Geographical Based Searching Solution Using Lucene
by Patrick O'Leary (pjaol at pjaol.com)
05/2007
Within a few years of the internet being opened to the general public, it was quickly identified there was a need to create a service which could locate web pages based upon topics or keyword, and the first web search engine was created. Over the years many search engines evolved and extended usage to search for specific niches, such as images, videos, news / sports / weather articles and so on. A need was also discovered to provide a web based search engine to provide results of information beyond the web, such as a geographical based search service, and so MapQuest was born.
MapQuest was the original geographical based search service providing routing information between two locations. Subsequently it also provided places of interest based upon the address a user submitted.
After that, a new need was identified to provide businesses, venues and events within specific catchments. Another product called Digital City sprung up to fill this need, and later AOL Local Search was a spin off that allowed users to search within a radius of their specified location.
Google maps has since revolutionized geographical based search, allowing results to be retrieved purely upon user input, rather than specifying a location.
The purpose of this document is to describe how to implement geographical based searching using available technologies on the web.

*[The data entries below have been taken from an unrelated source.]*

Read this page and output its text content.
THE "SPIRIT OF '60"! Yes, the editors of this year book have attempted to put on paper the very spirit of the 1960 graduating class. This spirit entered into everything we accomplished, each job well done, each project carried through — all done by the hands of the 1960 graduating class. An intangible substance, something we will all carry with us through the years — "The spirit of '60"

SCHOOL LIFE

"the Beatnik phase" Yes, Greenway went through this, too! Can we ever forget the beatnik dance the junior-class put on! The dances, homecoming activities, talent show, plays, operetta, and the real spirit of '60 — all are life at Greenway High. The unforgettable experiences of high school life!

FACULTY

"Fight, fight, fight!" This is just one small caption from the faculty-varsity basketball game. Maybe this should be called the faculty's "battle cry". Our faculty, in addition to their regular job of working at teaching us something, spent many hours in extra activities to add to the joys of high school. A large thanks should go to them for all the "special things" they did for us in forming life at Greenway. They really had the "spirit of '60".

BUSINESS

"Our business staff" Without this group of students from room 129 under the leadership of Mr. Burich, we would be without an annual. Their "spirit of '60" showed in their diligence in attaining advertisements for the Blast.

The technologies we choose are:
Lucene is a search engine framework, but shouldn't be confused with a full-blown search engine per se. Lucene offers a rich indexing and a formal search API, all based around a core object structure offering high performance text based searching.

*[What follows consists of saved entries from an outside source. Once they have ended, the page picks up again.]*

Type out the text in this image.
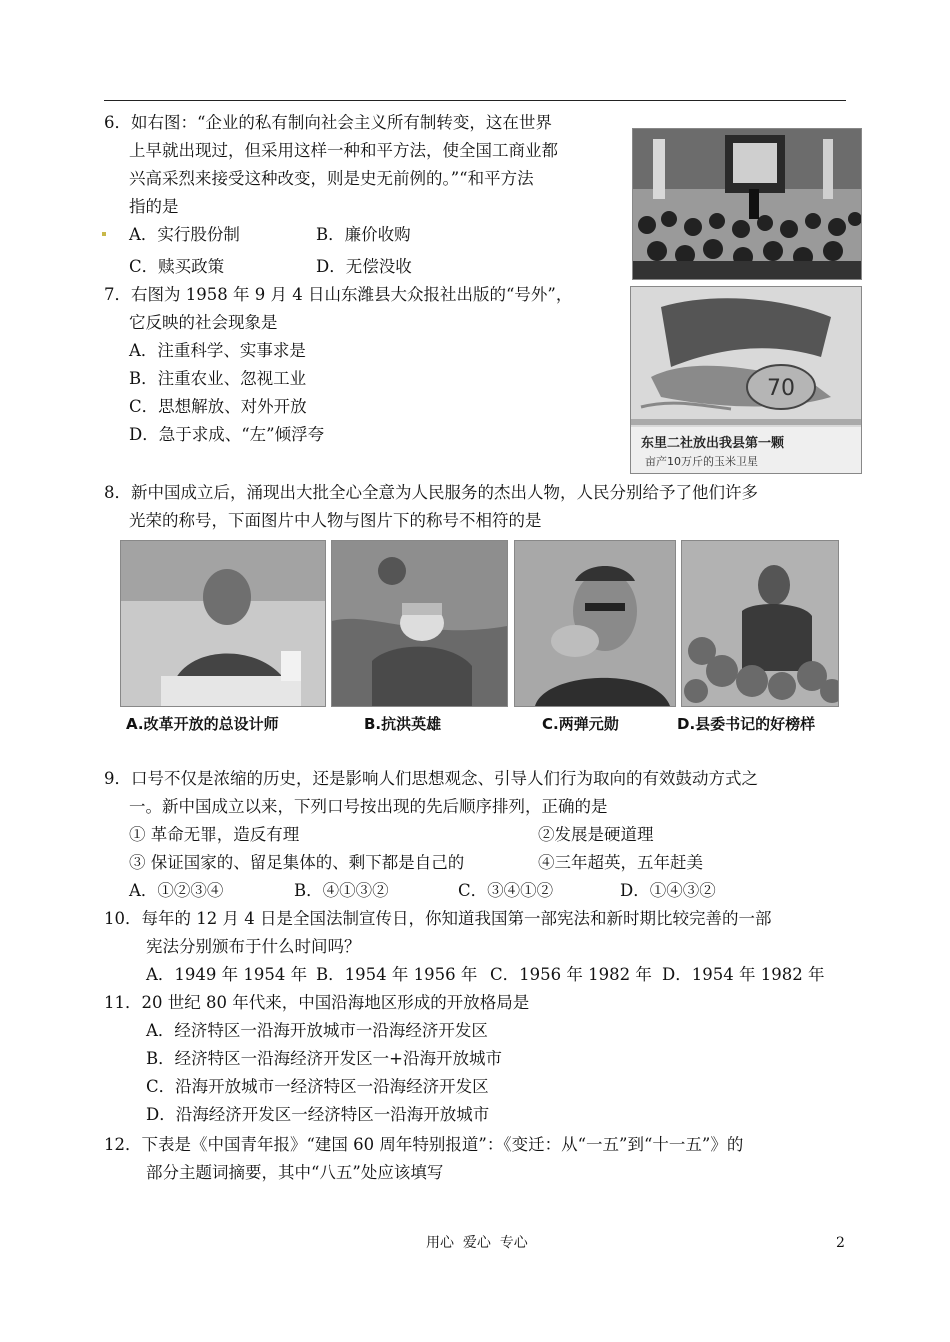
6．如右图：“企业的私有制向社会主义所有制转变，这在世界
上早就出现过，但采用这样一种和平方法，使全国工商业都
兴高采烈来接受这种改变，则是史无前例的。”“和平方法
指的是
A．实行股份制	B．廉价收购
C．赎买政策	D．无偿没收
7．右图为 1958 年 9 月 4 日山东潍县大众报社出版的“号外”，
它反映的社会现象是
A．注重科学、实事求是
B．注重农业、忽视工业
C．思想解放、对外开放
D．急于求成、“左”倾浮夸
70
东里二社放出我县第一颗
亩产10万斤的玉米卫星
8．新中国成立后，涌现出大批全心全意为人民服务的杰出人物，人民分别给予了他们许多
光荣的称号，下面图片中人物与图片下的称号不相符的是
A.改革开放的总设计师	B.抗洪英雄	C.两弹元勋	D.县委书记的好榜样
9．口号不仅是浓缩的历史，还是影响人们思想观念、引导人们行为取向的有效鼓动方式之
一。新中国成立以来，下列口号按出现的先后顺序排列，正确的是
① 革命无罪，造反有理	②发展是硬道理
③ 保证国家的、留足集体的、剩下都是自己的	④三年超英，五年赶美
A．①②③④	B．④①③②	C．③④①②	D．①④③②
10．每年的 12 月 4 日是全国法制宣传日，你知道我国第一部宪法和新时期比较完善的一部
宪法分别颁布于什么时间吗？
A．1949 年 1954 年 B．1954 年 1956 年 C．1956 年 1982 年 D．1954 年 1982 年
11．20 世纪 80 年代来，中国沿海地区形成的开放格局是
A．经济特区一沿海开放城市一沿海经济开发区
B．经济特区一沿海经济开发区一+沿海开放城市
C．沿海开放城市一经济特区一沿海经济开发区
D．沿海经济开发区一经济特区一沿海开放城市
12．下表是《中国青年报》“建国 60 周年特别报道”：《变迁：从“一五”到“十一五”》的
部分主题词摘要，其中“八五”处应该填写
用心  爱心  专心	2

Geotools-2 is an implementation of the OpenGIS standards, providing precise calculations.
Fulcrum API is a simple set of functions offering less precise geographical calculations based upon avionics.
Local Lucene is an extension of Lucene providing an implementation of geographical searching using the above technologies.
Given a series of items at specific latitudes and longitudes, find all items within 5 miles of a current location sorted upon distance from that location.
In order to get optimal performance, there are 3 basic steps that must be performed in the following sequence.
Using the aviation formulary, create a boundary box 5 x 2 miles wide and 5 x 2 miles high. Centered up the users location, so 5 miles due north/south, and 5 miles due east/west of a center point.

Figure 1
Set lat1, long1 to the position of the top left hand corner of the box respectively.
Set lat2, long2 to the position of the bottom right corner of the box respectively.
Perform a range search where items latitude is between lat1 and lat2, and where items longitude is between long1 and long2.
This basic step, called a minimal boundary search, reduces the set of results to a manageable set of items allowing more intensive calculations to be performed on the smaller set of results.
Using the formula for orthodromic based upon the WGS84 ellipsoid calculate the distance between each item and the center point.

Figure 2
Any result outside of the radius specified is dropped from the result set.
e.g. Such as i1, i7 and i9.
All distances are stored along with the identity of the result item for sorting and display.
Using the distances provided by step 2, perform a sort on the distances and return result items ordered by distance.
This provides results in the following order: i5, i4, i2, i8, i3, and i6.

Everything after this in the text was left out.